Clutching my purse, overnight bag, and dress, I stepped to the nightstand. A small white envelope with “Evangeline” neatly written in blue ink nestled among the shiny dark green leaves. How did he manage all this? I turned to LuAnn, who stood just inside the doorway.
“How? Who?” I stammered.
Her brown eyes twinkled. “Let’s just say Captain Martin called in a few favors.”
“Oh.” I dropped my purse and overnight bag on the bed then hung my dress on the locker door.
“The shower’s two hooches down, to the left as you go out the back door,” LuAnn said. “If there’s anything you need, I’m next door. First room on the right.”

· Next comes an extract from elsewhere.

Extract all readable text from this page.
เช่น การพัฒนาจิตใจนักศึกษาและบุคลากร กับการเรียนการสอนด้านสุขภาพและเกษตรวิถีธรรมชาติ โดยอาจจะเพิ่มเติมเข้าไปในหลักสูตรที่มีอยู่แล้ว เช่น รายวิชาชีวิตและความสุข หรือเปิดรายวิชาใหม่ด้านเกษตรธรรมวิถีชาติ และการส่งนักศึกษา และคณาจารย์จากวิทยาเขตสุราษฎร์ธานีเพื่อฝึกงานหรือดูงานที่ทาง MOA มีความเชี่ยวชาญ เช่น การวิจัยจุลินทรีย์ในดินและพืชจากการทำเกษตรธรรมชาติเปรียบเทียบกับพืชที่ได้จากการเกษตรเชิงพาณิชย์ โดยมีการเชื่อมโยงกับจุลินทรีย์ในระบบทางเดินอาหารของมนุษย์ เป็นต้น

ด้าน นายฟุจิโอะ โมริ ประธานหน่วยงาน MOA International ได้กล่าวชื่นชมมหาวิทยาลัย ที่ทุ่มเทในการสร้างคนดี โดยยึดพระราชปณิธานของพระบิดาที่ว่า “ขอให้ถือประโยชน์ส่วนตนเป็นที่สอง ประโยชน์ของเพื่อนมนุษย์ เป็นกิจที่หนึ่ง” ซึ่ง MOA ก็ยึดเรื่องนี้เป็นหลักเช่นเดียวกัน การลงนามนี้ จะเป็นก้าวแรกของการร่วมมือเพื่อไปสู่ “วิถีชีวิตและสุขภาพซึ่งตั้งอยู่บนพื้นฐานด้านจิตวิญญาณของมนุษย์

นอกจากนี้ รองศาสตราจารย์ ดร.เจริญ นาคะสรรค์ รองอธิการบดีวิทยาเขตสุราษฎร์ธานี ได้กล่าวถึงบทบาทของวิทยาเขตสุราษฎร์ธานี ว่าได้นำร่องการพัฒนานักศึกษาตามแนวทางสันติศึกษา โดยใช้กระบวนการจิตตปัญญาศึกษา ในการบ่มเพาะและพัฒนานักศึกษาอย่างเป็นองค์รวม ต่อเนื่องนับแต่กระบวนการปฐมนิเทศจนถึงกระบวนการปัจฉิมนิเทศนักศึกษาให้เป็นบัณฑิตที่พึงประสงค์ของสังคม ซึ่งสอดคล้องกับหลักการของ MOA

“Thanks,” I said as she turned to go. “Wait! You wouldn’t happen to have a hair dryer, would you?”
“As a matter of fact,” she said, a grin spreading across her high cheekbones, “I do.”
After giving me instructions for using the hair dryer—“If it shuts off while you’re using it, just give the motor a few hard taps”—LuAnn left. Now I could read the card. I lifted the white envelope from its bed of green leaves and studied the handwriting. I didn’t even know if it was his.
You’re a fool, Blanchard. You think you’re in love with the guy, and you can’t even recognize his handwriting.
I slid the florist’s card from the envelope. There was no name on the “Happy Birthday” card—only three words: “Remember the nightingale.”